Les personnes vivant dans des zones multiculturelles, en particulier dans les communautés racialisées et minoritaires, ont été historiquement victimes de discrimination et d’inégalités. En conséquence, ils voient leur interaction avec l’État et les prestataires de santé sous un angle de méfiance. En outre, d’autres facteurs tels qu’un logement inadéquat, des transports, un emploi précaire et une aide sociale limitée exacerbent leur sentiment d’être laissés pour compte. Les services de santé sont souvent indisponibles, difficiles d’accès, de mauvaise qualité ou les personnes peuvent être victimes de discrimination lorsqu’elles y accèdent. Cela crée une attitude de type « nous contre eux » qui conduit à une méfiance à l'égard de la vaccination. Cela peut amener les gens à se demander « pourquoi maintenant ? », dans la mesure où leurs expériences antérieures de l'État peuvent être principalement caractérisées par la négligence ou l'hostilité directe (comme dans le cas de la surveillance et de la violence policière), plutôt que par l'attention. Il est nécessaire de remédier à ces inégalités en matière de logement, d’emploi, de services publics et de santé pour instaurer la confiance.
- Communiquer dans des langues dans lesquelles les gens sont à l’aise et compétents et offrir une sécurité culturelle sont des moteurs de l’équité en santé.
Comme nous l'expliquons ailleurs, la langue est un facteur essentiel pour favoriser ou entraver l’équité en santé. Utiliser les langues dans lesquelles les gens sont les plus à l’aise et les plus compétents permet non seulement la circulation d’informations importantes, mais également l’instauration de la confiance nécessaire pour que les gens se sentent à l’aise pour se faire vacciner ou pour adopter d’autres comportements favorables à la santé.
En fin de compte, les leçons de la pandémie de COVID-19 montrent que la réussite des programmes de vaccination est une question de relations. Les autorités locales ont joué un rôle important en comblant les écarts en matière de vaccination. Ils peuvent continuer à soutenir l’équité en santé dans d’autres domaines, en période d’urgence ou non. Les autorités gouvernementales locales vivent souvent dans les communautés qu’elles soutiennent et interagissent régulièrement avec elles. En établissant des relations et en développant une connaissance des besoins locaux – qui peuvent être incroyablement variés dans des communautés « très diverses » telles que celles du nord de Marseille et d'Ealing – les autorités locales sont bien placées pour mettre en œuvre des programmes efficaces. Leur capacité est encore améliorée lorsqu’on leur accorde l’autonomie et les ressources nécessaires pour agir de manière significative, et lorsque les équipes et les dirigeants ont la volonté de servir.

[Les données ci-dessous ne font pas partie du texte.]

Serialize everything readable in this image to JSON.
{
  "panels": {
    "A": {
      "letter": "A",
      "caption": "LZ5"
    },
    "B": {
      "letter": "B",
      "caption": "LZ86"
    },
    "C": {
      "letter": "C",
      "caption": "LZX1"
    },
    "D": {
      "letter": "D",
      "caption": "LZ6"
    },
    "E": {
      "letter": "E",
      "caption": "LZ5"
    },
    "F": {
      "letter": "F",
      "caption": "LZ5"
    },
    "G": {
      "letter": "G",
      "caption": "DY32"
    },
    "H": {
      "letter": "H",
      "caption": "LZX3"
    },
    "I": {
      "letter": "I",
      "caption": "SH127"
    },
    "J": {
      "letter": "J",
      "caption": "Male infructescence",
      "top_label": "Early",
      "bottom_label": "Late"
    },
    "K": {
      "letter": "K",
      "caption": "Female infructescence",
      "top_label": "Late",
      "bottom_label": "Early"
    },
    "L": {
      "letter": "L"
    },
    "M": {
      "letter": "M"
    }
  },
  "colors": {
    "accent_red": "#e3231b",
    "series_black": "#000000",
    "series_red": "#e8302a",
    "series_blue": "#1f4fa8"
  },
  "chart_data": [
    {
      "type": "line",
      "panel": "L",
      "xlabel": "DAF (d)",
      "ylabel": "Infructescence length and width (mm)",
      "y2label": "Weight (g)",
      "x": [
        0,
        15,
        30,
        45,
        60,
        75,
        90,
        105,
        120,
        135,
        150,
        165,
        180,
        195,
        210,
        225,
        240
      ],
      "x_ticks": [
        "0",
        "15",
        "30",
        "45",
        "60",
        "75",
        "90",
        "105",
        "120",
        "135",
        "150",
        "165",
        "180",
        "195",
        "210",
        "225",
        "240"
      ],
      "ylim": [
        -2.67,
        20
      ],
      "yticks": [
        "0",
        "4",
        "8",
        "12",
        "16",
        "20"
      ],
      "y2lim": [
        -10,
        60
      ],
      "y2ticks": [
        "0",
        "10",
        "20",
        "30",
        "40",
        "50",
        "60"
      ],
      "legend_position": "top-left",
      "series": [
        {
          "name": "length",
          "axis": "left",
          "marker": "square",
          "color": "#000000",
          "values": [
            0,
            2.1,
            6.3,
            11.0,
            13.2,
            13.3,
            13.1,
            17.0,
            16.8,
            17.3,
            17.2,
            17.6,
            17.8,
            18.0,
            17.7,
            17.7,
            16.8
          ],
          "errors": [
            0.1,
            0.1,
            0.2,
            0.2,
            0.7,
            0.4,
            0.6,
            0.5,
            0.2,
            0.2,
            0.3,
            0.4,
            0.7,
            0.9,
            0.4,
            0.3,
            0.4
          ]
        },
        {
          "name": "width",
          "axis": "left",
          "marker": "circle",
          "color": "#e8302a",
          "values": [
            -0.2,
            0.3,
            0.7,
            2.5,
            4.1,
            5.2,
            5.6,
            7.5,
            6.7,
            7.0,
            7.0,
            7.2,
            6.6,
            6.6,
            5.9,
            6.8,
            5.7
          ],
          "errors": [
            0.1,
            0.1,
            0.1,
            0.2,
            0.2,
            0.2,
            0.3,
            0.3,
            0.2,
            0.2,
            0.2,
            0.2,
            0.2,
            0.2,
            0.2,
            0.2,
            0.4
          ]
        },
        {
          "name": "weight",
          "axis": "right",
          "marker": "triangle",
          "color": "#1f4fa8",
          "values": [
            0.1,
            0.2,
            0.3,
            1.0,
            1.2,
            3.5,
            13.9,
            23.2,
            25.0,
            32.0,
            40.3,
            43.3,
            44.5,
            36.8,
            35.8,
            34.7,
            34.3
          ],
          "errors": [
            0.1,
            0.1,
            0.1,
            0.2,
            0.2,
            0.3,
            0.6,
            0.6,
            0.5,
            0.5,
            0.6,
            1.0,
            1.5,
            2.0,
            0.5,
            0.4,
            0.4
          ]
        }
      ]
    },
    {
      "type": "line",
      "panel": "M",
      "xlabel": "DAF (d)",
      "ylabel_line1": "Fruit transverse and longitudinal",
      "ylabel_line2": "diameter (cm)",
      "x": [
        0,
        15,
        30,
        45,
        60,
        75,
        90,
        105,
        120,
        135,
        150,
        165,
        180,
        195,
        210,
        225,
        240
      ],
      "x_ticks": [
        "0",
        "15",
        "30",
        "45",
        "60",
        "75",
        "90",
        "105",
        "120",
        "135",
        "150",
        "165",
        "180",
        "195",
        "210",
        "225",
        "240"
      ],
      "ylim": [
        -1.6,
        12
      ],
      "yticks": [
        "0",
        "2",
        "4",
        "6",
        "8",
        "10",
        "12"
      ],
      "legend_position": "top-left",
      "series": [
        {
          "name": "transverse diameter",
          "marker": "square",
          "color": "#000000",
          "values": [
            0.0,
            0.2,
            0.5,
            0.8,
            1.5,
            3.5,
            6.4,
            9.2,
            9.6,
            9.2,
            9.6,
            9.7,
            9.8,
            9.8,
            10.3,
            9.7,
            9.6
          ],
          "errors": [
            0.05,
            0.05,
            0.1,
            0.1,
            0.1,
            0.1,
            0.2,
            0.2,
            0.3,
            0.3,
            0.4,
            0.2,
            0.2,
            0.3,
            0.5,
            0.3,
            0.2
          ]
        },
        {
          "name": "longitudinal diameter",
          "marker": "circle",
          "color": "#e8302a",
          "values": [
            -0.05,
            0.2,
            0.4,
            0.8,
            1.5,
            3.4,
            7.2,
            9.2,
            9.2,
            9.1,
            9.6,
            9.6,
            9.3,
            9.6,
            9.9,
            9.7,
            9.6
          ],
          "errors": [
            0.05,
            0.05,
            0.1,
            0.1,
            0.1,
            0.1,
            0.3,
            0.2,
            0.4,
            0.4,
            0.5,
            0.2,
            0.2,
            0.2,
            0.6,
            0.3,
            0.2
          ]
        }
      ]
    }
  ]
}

Cela dit, les autorités locales ne sont pas automatiquement efficaces. Ce que ces leçons mettent en évidence, c’est l’importance de centrer les personnes, les relations, la confiance et la solidarité : tant au sein qu’entre les autorités administratives et sanitaires et les diverses communautés. C’est de ces éléments de base – qui doivent désormais être davantage entretenus et soutenus à la suite de la COVID-19 – que dépend l’avenir de l’équité en santé dans les pays du G7 (et au-delà).